Essure is a nickel-titanium coil that contains polyethylene terephthalate (PET) fibers (a plastic not intended for permanent implantation into the human body. The device is inserted into a woman’s fallopian tubes where it causes an inflammatory response that “permanently” blocks the tubes, thus rendering the patient sterile.
Tens of thousands of women have complained of Essure causing severe injuries due to fragmentation and/or migration. Certain of the five Pennsylvania plaintiffs share these experiences, some have had to undergo hysterectomy (the only way to ensure complete removal) and one got pregnant, giving birth to an infant with birth defects.
The five Pennsylvania plaintiffs claim that Bayer marketed Essure in such a way that the risks were downplayed. Specifically at issue is the claim on Essure’s website that the product is “Worry free: once your doctor confirms that your tubes are blocked, you never have to worry about unplanned pregnancy.”

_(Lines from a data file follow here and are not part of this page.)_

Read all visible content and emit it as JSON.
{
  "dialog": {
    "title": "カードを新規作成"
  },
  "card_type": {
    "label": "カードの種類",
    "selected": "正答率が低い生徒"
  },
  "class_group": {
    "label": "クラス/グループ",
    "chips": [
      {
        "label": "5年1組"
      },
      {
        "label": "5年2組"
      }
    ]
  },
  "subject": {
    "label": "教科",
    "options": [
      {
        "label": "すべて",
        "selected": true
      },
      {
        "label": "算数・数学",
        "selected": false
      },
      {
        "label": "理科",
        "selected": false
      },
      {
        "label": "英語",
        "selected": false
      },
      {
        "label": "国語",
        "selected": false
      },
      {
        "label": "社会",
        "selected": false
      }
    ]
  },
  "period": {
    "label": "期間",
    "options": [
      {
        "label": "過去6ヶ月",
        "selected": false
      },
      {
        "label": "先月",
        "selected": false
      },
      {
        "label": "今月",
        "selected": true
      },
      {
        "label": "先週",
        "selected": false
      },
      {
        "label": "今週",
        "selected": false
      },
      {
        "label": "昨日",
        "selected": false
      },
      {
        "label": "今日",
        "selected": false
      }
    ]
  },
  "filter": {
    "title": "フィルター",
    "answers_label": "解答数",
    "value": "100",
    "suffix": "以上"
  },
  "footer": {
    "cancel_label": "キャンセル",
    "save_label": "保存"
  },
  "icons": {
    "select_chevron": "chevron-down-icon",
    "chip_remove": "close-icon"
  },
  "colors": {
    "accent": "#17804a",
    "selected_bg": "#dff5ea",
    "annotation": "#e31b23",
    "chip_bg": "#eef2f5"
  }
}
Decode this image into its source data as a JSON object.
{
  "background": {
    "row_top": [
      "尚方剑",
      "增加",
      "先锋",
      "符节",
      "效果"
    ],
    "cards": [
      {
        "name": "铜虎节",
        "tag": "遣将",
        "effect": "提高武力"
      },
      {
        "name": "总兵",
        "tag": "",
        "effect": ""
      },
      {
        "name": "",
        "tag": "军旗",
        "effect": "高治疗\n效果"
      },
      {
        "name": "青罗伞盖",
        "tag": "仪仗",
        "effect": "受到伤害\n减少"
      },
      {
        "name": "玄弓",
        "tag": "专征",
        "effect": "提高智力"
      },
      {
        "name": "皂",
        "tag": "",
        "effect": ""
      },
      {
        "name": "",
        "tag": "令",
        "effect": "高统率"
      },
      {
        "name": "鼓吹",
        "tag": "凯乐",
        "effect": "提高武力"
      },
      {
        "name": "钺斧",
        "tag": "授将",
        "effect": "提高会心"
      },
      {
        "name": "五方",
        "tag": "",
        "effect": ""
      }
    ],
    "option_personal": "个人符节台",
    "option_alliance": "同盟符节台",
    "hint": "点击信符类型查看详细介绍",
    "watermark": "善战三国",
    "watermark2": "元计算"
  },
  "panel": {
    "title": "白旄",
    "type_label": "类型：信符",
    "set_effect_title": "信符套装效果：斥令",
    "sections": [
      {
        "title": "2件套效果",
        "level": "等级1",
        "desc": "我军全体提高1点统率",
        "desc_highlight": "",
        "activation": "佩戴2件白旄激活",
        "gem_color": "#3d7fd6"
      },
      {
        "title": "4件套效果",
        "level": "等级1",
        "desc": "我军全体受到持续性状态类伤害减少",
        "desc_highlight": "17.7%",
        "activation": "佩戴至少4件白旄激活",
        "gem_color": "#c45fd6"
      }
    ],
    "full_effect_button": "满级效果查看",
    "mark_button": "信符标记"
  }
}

Despite the fact that it did not get all of the plaintiff’s claims dismissed, Bayer considers Judge Padova’s ruling a victory and insists that the benefits of Essure outweigh the potential risks.
According to Bayer spokesperson Chris Loder, “Bayer is pleased with the court’s decision to dismiss most of the claims and narrow the cases significantly. As FDA itself has stated recently in numerous media articles, ‘Essure remains an appropriate option for the majority of women seeking a permanent form of birth control.’”
However, Attorney Eric Holland released this statement:
“A federal district court in Philadelphia validated the claims of several women injured by the Essure device and rejected Bayer’s preemption defense, a defense that Bayer claimed just last week would defeat our clients’ claims in St. Louis. This ruling sends a clear message to Bayer that it is unacceptable to break the law and try to get out of it on a legal technicality.”
Holland is one of the attorneys who continue to work tirelessly to advocate for justice on behalf of the many women grievously injured by the Essure device.
While the Pennsylvania ruling is not precedential and no multi-district litigation (MDL) has yet to be created, it is a step in the right direction. Until such time as this becomes a MDL, cases filed in other districts could be dealt with by judges who disagree with the Pennsylvania ruling.